Amarullah also stated that the Indonesia Navy would distribute exercise maps clearly indicating that Natuna island fell within Indonesia’s national boundaries.

“Therefore,” he argued, “diplomatically all countries have recognized all Indonesian borders.”

Philippine response
Meanwhile, on March 16, in the midst of deteriorating relations with China, President Benigno Aquino 3rd announced in a speech during graduation ceremonies at the Philippines Military Academy new arms procurements totaling $670 million.

The funds will be used to purchase 12 South Korean FA-50 dual-role fighter-trainer jets ($420 million), eight Canadian Bell 412 combat utility helicopters ($100 million), and two anti-submarine helicopters. The new fighters will revive the air combat wing disbanded several years ago. The FA-50s are expected to enter service next year.

The Philippines, which is already committed to spend $890 million by 2017, has put out tenders for two frigates. It is negotiating with France for the acquisition of five patrol boats and with South Korea for several multi-role strategic sea lift vessels.

On March 24, the Vietnamese newspaper Thanh Nien reported that Vietnam had requested the Chinese government to investigate allegations of assaults on Vietnamese fishermen by paramilitary state vessels in the waters surrounding the Paracel Islands. Further, Vietnam demanded compensation for the loss of equipment and fish.

In addition, Vietnam’s acquisition of conventional Kilo (Varshavyanka-class) submarines picked up the pace in March. On March 2, Russia handed over Vietnam’s third submarine, HQ 184 Hai Phong, at the Admiralty Shipyards in St. Petersburg. It is currently undergoing sea trials.
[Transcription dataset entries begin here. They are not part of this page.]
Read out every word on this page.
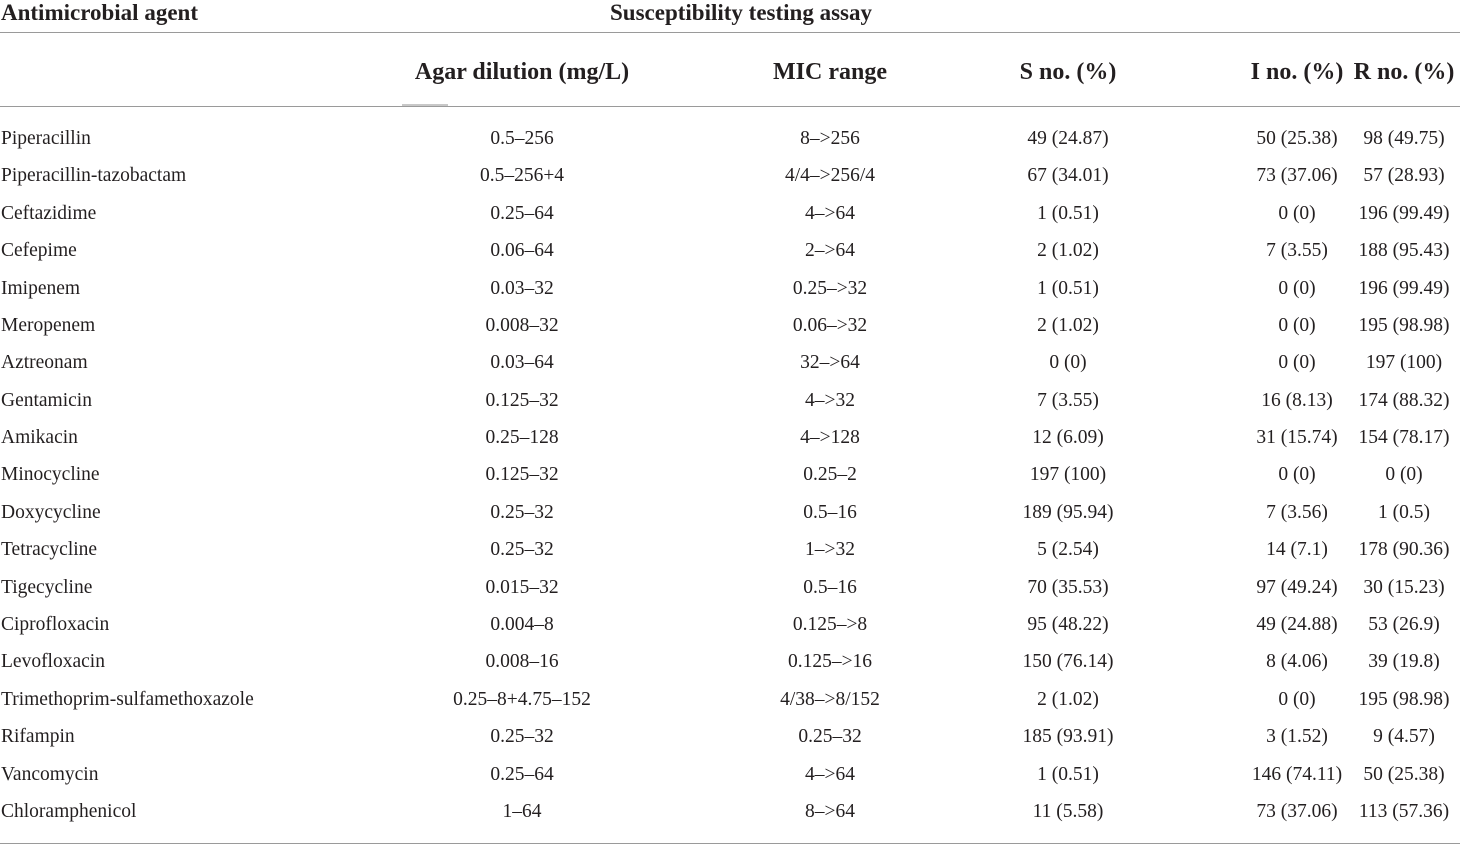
Antimicrobial agent	Susceptibility testing assay
Agar dilution (mg/L)	MIC range	S no. (%)	I no. (%) R no. (%)
Piperacillin	0.5–256	8–>256	49 (24.87)	50 (25.38) 98 (49.75)
Piperacillin-tazobactam	0.5–256+4	4/4–>256/4	67 (34.01)	73 (37.06) 57 (28.93)
Ceftazidime	0.25–64	4–>64	1 (0.51)	0 (0) 196 (99.49)
Cefepime	0.06–64	2–>64	2 (1.02)	7 (3.55) 188 (95.43)
Imipenem	0.03–32	0.25–>32	1 (0.51)	0 (0) 196 (99.49)
Meropenem	0.008–32	0.06–>32	2 (1.02)	0 (0) 195 (98.98)
Aztreonam	0.03–64	32–>64	0 (0)	0 (0)	197 (100)
Gentamicin	0.125–32	4–>32	7 (3.55)	16 (8.13) 174 (88.32)
Amikacin	0.25–128	4–>128	12 (6.09)	31 (15.74) 154 (78.17)
Minocycline	0.125–32	0.25–2	197 (100)	0 (0)	0 (0)
Doxycycline	0.25–32	0.5–16	189 (95.94)	7 (3.56)	1 (0.5)
Tetracycline	0.25–32	1–>32	5 (2.54)	14 (7.1) 178 (90.36)
Tigecycline	0.015–32	0.5–16	70 (35.53)	97 (49.24) 30 (15.23)
Ciprofloxacin	0.004–8	0.125–>8	95 (48.22)	49 (24.88) 53 (26.9)
Levofloxacin	0.008–16	0.125–>16	150 (76.14)	8 (4.06) 39 (19.8)
Trimethoprim-sulfamethoxazole	0.25–8+4.75–152	4/38–>8/152	2 (1.02)	0 (0) 195 (98.98)
Rifampin	0.25–32	0.25–32	185 (93.91)	3 (1.52) 9 (4.57)
Vancomycin	0.25–64	4–>64	1 (0.51)	146 (74.11) 50 (25.38)
Chloramphenicol	1–64	8–>64	11 (5.58)	73 (37.06) 113 (57.36)
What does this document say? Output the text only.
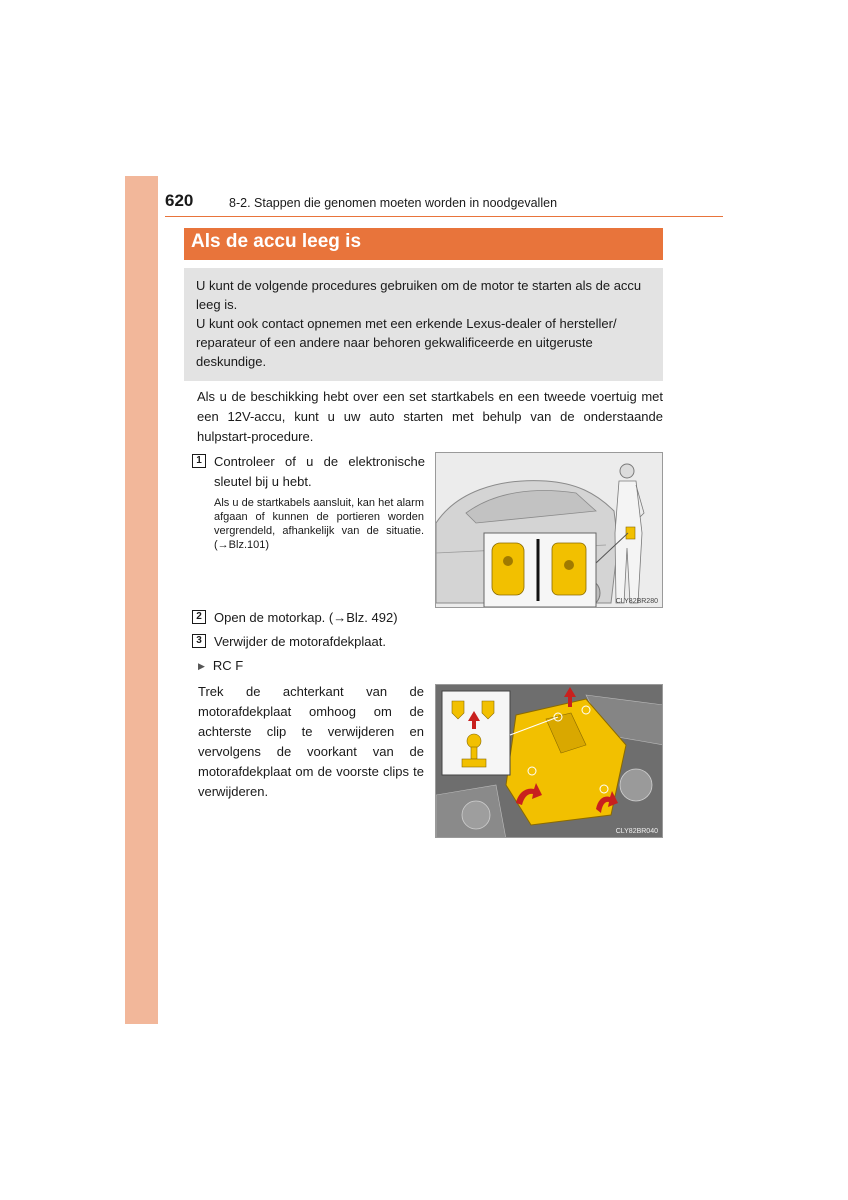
620	8-2. Stappen die genomen moeten worden in noodgevallen
Als de accu leeg is

U kunt de volgende procedures gebruiken om de motor te starten als de accu leeg is.

U kunt ook contact opnemen met een erkende Lexus-dealer of hersteller/ reparateur of een andere naar behoren gekwalificeerde en uitgeruste deskundige.

Als u de beschikking hebt over een set startkabels en een tweede voertuig met een 12V-accu, kunt u uw auto starten met behulp van de onderstaande hulpstart-procedure.

1 Controleer of u de elektronische sleutel bij u hebt.

Als u de startkabels aansluit, kan het alarm afgaan of kunnen de portieren worden vergrendeld, afhankelijk van de situatie. (→Blz.101)

2 Open de motorkap. (→Blz. 492)
3 Verwijder de motorafdekplaat.
▶ RC F

Trek de achterkant van de motorafdekplaat omhoog om de achterste clip te verwijderen en vervolgens de voorkant van de motorafdekplaat om de voorste clips te verwijderen.

CLY82BR280
CLY82BR040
At the end of the month, Vietnam’s second submarine, HQ 183 Ho Chi Minh City, was delivered to Cam Ranh Bay, while Vietnam’s fourth submarine, HQ 185 Khanh Hoa, was launched at official ceremonies in St. Petersburg.

On April 4, Vietnam held an official flag raising ceremony at Cam Ranh Bay for the first two submarines.
Indonesia, like Malaysia, has been circumspect in responding to Chinese challenges to its sovereign jurisdiction in its maritime domain. Heretofore unpublicized reports of encounters between Chinese paramilitary ships and Indonesian vessels reveal that the “softly, softly” approach adopted by Jakarta has not resulted in a reduction of Chinese-initiated confrontations.

However, China’s increasing assertiveness this year—announcing the right to establish an Air Defense Identification Zone over the South China Sea, imposing a fishing ban on nearly 60 percent of the South China Sea, symbolic claims to sovereignty over James Shoal off Malaysia, blocking efforts by the Philippines to resupply Marines at Second Thomas Shoal, and diplomatic heavy-handedness in response to the Philippines’ submission of its memorial to the United Nations Arbitral Tribunal —coupled with less publicized encounters with Chinese paramilitary ships, explains why the Philippines, Vietnam, and, most remarkably, Indonesia are pushing back.